🤖 AI Summary
Supervised methods for urban scene reconstruction rely on costly annotations, while self-supervised approaches struggle to distinguish dynamic instances. Method: We propose the first unsupervised, dynamic instance-aware 4D Gaussian reconstruction framework. It detects dynamic regions via optical flow reprojection inconsistency, integrates instance-aware volumetric rendering with dynamic mask optimization, and jointly models appearance and geometry within 4D Gaussian Splatting. Crucially, we introduce a mutual reinforcement mechanism between dynamic motion and instance identity—enabling unsupervised, dynamic-adaptive, and instance-level editable 4D Gaussian representations for the first time. Results: Experiments on autonomous driving street scenes demonstrate significant improvements in reconstruction fidelity and dynamic instance separation accuracy. The framework supports fine-grained editing and downstream simulation applications, establishing a new state-of-the-art in unsupervised 4D scene reconstruction.
📝 Abstract
Urban scene reconstruction is critical for autonomous driving, enabling structured 3D representations for data synthesis and closed-loop testing. Supervised approaches rely on costly human annotations and lack scalability, while current self-supervised methods often confuse static and dynamic elements and fail to distinguish individual dynamic objects, limiting fine-grained editing. We propose DIAL-GS, a novel dynamic instance-aware reconstruction method for label-free street scenes with 4D Gaussian Splatting.
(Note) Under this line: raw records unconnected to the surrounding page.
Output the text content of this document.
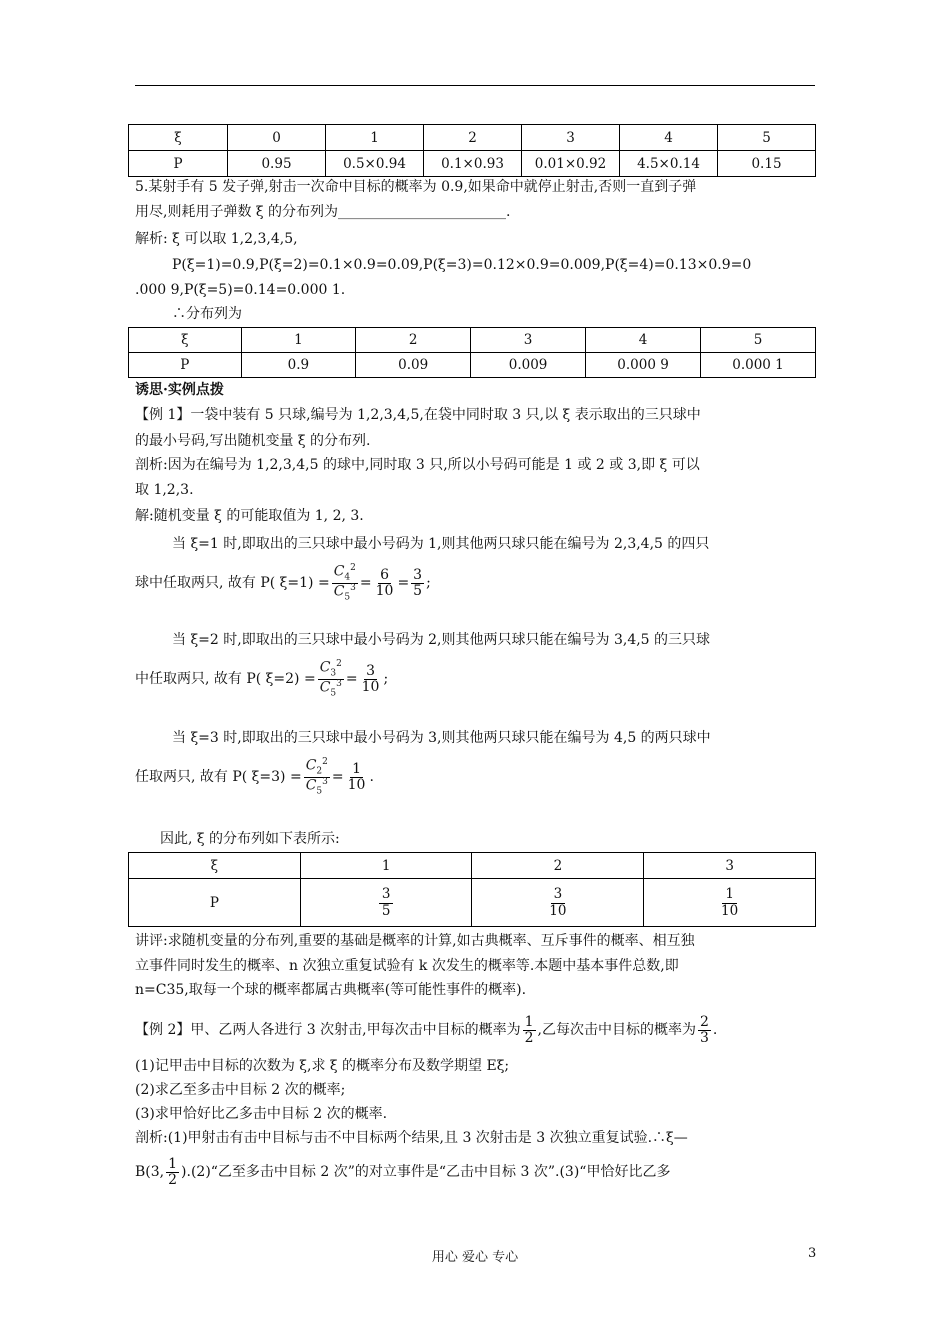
ξ	0	1	2	3	4	5
P	0.95	0.5×0.94	0.1×0.93	0.01×0.92	4.5×0.14	0.15
5.某射手有 5 发子弹,射击一次命中目标的概率为 0.9,如果命中就停止射击,否则一直到子弹
用尽,则耗用子弹数 ξ 的分布列为________________________.
解析: ξ 可以取 1,2,3,4,5,
P(ξ=1)=0.9,P(ξ=2)=0.1×0.9=0.09,P(ξ=3)=0.12×0.9=0.009,P(ξ=4)=0.13×0.9=0
.000 9,P(ξ=5)=0.14=0.000 1.
∴分布列为
ξ	1	2	3	4	5
P	0.9	0.09	0.009	0.000 9	0.000 1
诱思·实例点拨
【例 1】一袋中装有 5 只球,编号为 1,2,3,4,5,在袋中同时取 3 只,以 ξ 表示取出的三只球中
的最小号码,写出随机变量 ξ 的分布列.
剖析:因为在编号为 1,2,3,4,5 的球中,同时取 3 只,所以小号码可能是 1 或 2 或 3,即 ξ 可以
取 1,2,3.
解:随机变量 ξ 的可能取值为 1, 2, 3.
当 ξ=1 时,即取出的三只球中最小号码为 1,则其他两只球只能在编号为 2,3,4,5 的四只
球中任取两只, 故有 P( $\xi=1) = \frac{C_4^2}{C_5^3} = \frac{6}{10} = \frac{3}{5}$ ;
当 ξ=2 时,即取出的三只球中最小号码为 2,则其他两只球只能在编号为 3,4,5 的三只球
中任取两只, 故有 P( $\xi=2) = \frac{C_3^2}{C_5^3} = \frac{3}{10}$ ;
当 ξ=3 时,即取出的三只球中最小号码为 3,则其他两只球只能在编号为 4,5 的两只球中
任取两只, 故有 P( $\xi=3) = \frac{C_2^2}{C_5^3} = \frac{1}{10}$ .
因此, ξ 的分布列如下表所示:
ξ	1	2	3
P	$\frac{3}{5}$	$\frac{3}{10}$	$\frac{1}{10}$
讲评:求随机变量的分布列,重要的基础是概率的计算,如古典概率、互斥事件的概率、相互独
立事件同时发生的概率、n 次独立重复试验有 k 次发生的概率等.本题中基本事件总数,即
n=C35,取每一个球的概率都属古典概率(等可能性事件的概率).
【例 2】甲、乙两人各进行 3 次射击,甲每次击中目标的概率为 $\frac{1}{2}$ ,乙每次击中目标的概率为 $\frac{2}{3}$ .
(1)记甲击中目标的次数为 ξ,求 ξ 的概率分布及数学期望 Eξ;
(2)求乙至多击中目标 2 次的概率;
(3)求甲恰好比乙多击中目标 2 次的概率.
剖析:(1)甲射击有击中目标与击不中目标两个结果,且 3 次射击是 3 次独立重复试验.∴ξ—
B(3, $\frac{1}{2}$ ).(2)“乙至多击中目标 2 次”的对立事件是“乙击中目标 3 次”.(3)“甲恰好比乙多
用心 爱心 专心	3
We first accurately identify dynamic instances by exploiting appearance-position inconsistency between warped rendering and actual observation. Guided by instance-level dynamic perception, we employ instance-aware 4D Gaussians as the unified volumetric representation, realizing dynamic-adaptive and instance-aware reconstruction. Furthermore, we introduce a reciprocal mechanism through which identity and dynamics reinforce each other, enhancing both integrity and consistency. Experiments on urban driving scenarios show that DIAL-GS surpasses existing self-supervised baselines in reconstruction quality and instance-level editing, offering a concise yet powerful solution for urban scene modeling.